Desde su fachada se puede apreciar el pastificio a través de amplios ventanales, donde cada día se amasan pastas frescas que luego cobran vida en el salón. El espacio se organiza en distintos ambientes pensados para disfrutar la experiencia de diferentes maneras: un salón principal con ladrillos a la vista y barra de cocina abierta, un deck sobre la vereda, ideal para las noches templadas y, como gran diferencial, un jardín interno rodeado de plantas, luz natural y vegetación, que funciona como un oasis urbano y se convierte en uno de los rincones más buscados del restaurante. Este patio central aporta frescura, intimidad y una atmósfera relajada que invita a quedarse.

Feibelmann, cocinero rosarino que participó en “MasterChef”, siempre estuvo marcado por la comida familiar. En Carmen, retoma esos recuerdos para reinterpretar la tradición con el sello del fuego: batatas, papas y remolachas al rescoldo, hongos ahumados, morrones quemados para la passata, un fagotini relleno de asado cocido cinco horas a baja temperatura con espinillo, y el ojo de bife con la misma técnica lenta y aromática. Así, los clásicos se transforman y adquieren un carácter singular.

Desde su fachada se puede apreciar el pastificio a través de amplios ventanales, donde cada día se amasan pastas frescas que luego cobran vida en el salón

La carta refleja esa impronta. Entre las entradas, destacan el gran Raviolón frito con centro de yema, tomates, mozzarella, pesto y olivas negras, las Croquetas de hongos ahumados con salsa sweet chilli y la última incorporación: los Langostinos a la brasa, con emulsión de limones quemados, alioli y polvo de algas. Las pastas de autor son protagonistas, como la Girandola rellena de batata asada con parmesano, castañas, manteca y menta; los Cappelletti de remolacha al rescoldo con provolone, pangratatto, manteca y lima; el Fagotini de asado con blend de vacío y roastbeef a la brasa, passata de pimientos ahumados y tomates orgánicos, y los Tortelli de hongos al kamado, con ricota, provolone y beurre blanc. El último ingreso a la carta es el plato Cavatelli de mar, una preparación que incluye cavatelli de sémola, bisque de langostinos y vieiras. Entre las opciones tradicionales, figuran el Ojo de bife & gnocchi —ojo de bife al Kamado, Demiglace, gnocchi de papa al rescoldo y azafrán—, el Cacio e pepe con pasta a elección y el Rotolo —espinaca, acelga, ricota y parmesano con Passata—.

Para el final, la propuesta incluye postres como la pavlova con crema, frutas de estación y coulis; el tiramisú de mascarpone, el típico queso y dulce con queso quartirolo, batata o membrillo y frutos secos, y el flan casero con crema o dulce de leche.

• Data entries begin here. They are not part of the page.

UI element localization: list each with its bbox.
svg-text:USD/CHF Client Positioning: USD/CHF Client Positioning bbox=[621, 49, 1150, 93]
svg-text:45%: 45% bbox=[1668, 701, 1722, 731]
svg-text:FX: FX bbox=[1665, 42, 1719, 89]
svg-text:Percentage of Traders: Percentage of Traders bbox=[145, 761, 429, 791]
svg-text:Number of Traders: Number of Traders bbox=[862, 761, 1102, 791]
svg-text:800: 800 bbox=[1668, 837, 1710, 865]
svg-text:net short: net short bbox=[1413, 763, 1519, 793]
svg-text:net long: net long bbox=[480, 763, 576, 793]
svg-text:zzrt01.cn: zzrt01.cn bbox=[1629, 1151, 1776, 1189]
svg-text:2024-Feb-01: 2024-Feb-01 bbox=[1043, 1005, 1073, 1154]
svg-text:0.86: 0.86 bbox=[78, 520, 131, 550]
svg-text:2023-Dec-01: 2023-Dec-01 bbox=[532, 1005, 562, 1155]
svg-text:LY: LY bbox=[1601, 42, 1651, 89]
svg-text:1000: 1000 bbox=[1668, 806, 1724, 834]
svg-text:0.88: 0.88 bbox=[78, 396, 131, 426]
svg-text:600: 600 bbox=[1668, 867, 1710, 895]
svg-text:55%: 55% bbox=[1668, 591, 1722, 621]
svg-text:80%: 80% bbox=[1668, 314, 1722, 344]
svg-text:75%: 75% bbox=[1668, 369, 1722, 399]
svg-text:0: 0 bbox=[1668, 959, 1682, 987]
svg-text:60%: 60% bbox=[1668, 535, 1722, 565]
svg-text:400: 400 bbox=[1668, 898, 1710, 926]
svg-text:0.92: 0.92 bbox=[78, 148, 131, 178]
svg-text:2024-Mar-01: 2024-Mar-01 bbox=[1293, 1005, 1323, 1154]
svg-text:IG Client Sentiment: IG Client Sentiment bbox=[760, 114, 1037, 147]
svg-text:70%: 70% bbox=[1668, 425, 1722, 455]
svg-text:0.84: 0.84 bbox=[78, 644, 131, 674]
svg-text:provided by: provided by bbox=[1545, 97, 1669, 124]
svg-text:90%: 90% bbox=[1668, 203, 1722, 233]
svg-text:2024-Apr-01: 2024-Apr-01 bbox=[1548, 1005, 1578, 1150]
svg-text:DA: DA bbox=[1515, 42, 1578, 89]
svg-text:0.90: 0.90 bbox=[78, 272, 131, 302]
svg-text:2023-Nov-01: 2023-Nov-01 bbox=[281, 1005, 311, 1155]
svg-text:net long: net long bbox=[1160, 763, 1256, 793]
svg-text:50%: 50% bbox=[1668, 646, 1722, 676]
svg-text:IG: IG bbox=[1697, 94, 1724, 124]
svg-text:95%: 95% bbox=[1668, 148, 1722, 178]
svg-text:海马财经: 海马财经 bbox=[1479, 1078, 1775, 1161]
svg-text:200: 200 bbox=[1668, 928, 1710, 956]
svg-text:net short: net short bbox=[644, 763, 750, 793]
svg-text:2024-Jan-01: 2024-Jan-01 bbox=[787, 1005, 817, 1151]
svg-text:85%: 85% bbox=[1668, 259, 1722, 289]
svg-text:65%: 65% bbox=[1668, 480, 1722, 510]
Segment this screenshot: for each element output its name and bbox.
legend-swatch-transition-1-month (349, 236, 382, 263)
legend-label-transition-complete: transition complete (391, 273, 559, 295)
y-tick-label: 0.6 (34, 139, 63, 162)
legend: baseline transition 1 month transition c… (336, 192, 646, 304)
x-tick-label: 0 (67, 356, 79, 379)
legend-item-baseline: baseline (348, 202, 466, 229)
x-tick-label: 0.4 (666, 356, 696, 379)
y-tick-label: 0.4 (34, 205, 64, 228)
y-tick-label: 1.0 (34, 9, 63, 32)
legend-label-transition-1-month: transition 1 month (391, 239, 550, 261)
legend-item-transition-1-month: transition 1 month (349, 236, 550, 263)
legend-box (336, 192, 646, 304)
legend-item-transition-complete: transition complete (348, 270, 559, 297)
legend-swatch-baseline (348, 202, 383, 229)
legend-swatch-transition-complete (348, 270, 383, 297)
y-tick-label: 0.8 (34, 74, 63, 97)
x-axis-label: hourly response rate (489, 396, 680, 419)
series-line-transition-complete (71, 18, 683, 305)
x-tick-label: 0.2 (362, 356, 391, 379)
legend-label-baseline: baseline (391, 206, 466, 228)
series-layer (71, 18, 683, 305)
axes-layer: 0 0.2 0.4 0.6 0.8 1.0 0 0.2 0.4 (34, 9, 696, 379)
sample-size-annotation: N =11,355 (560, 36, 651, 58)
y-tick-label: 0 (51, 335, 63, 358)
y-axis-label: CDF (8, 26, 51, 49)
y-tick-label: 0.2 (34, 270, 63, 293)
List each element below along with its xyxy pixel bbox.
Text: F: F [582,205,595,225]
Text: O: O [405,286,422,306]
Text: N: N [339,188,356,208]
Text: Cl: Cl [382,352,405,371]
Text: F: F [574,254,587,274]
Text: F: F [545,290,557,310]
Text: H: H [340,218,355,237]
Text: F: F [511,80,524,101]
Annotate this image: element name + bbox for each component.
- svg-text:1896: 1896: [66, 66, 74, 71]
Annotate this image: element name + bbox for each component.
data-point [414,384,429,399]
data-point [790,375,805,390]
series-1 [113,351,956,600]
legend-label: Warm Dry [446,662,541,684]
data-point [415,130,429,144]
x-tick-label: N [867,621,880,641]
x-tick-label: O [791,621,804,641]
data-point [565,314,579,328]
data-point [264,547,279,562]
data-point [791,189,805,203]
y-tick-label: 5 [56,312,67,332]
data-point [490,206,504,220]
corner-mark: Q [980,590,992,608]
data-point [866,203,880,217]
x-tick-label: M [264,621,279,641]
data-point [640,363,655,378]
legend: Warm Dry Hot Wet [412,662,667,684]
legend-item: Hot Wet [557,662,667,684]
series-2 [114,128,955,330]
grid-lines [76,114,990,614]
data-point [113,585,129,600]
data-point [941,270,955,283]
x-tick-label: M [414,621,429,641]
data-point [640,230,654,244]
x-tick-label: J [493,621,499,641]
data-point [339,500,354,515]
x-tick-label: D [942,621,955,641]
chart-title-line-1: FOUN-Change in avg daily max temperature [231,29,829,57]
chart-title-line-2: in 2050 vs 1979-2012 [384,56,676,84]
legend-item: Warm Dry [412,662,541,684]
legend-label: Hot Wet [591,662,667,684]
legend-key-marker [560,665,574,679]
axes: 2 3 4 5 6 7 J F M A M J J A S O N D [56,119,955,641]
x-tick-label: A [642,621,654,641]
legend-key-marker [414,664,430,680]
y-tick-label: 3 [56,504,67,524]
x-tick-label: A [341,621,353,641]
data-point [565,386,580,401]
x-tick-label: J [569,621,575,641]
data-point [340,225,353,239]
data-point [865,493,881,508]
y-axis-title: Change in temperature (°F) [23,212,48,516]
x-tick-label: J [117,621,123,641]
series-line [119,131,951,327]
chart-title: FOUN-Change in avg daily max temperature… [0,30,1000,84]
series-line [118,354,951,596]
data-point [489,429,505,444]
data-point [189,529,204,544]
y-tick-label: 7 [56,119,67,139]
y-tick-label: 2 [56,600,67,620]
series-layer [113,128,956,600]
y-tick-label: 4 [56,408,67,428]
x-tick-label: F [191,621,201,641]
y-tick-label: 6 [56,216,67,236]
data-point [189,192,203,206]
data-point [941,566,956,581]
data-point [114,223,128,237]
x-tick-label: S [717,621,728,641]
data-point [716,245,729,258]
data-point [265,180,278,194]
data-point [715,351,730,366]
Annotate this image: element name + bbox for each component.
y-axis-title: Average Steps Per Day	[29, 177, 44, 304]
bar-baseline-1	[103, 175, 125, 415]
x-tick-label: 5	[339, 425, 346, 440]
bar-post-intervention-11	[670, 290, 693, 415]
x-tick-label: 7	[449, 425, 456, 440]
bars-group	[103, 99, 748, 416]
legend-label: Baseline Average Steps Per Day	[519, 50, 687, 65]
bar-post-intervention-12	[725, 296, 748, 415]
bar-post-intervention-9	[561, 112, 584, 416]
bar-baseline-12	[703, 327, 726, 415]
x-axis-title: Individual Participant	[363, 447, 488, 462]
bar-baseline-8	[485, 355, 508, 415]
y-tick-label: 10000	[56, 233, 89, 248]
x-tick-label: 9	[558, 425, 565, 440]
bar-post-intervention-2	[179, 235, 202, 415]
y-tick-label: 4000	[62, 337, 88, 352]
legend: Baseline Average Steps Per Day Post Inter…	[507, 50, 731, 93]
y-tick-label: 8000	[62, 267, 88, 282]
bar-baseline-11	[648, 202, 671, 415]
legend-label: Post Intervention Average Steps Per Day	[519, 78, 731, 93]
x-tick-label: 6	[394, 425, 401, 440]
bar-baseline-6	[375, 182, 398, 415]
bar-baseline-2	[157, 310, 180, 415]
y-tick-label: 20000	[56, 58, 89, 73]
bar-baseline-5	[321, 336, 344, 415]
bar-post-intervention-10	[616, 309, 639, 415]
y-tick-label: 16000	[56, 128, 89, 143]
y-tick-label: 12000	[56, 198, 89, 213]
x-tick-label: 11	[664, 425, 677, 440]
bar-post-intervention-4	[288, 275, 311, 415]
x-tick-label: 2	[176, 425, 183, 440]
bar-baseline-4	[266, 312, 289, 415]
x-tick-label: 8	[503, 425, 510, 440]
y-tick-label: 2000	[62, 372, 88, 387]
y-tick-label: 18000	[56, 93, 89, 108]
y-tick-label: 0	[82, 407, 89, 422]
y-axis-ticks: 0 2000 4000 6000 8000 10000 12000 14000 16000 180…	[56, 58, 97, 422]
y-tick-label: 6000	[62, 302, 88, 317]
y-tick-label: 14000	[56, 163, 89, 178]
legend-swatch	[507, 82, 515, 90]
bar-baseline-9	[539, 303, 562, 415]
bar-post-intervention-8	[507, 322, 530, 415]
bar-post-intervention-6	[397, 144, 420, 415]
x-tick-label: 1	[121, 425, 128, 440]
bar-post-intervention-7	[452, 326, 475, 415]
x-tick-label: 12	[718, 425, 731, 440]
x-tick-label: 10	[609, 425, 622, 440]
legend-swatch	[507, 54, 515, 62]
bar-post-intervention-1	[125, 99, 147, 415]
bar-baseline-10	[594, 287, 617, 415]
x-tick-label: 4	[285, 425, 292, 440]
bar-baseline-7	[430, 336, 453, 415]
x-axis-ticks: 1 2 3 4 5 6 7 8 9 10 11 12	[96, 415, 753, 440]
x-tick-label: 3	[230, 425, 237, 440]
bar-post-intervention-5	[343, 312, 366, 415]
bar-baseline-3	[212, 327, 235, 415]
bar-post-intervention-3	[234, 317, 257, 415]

El maridaje se resuelve con una carta de vinos que recorre blancos frescos, tintos expresivos, espumantes y etiquetas de gran estructura. Acompañan cócteles clásicos como Negroni, Aperol Spritz y Gin Tonic, además de cerveza y opciones sin alcohol como limonadas y café. El servicio de mesa incluye pan de masa madre y agua, con o sin gas, libre durante toda la experiencia.

Con la combinación de pastas hechas en el día, brasas que imprimen carácter y un ambiente pensado para el disfrute, Carmen se posiciona como un restaurante que honra la tradición y, al mismo tiempo, la reinventa.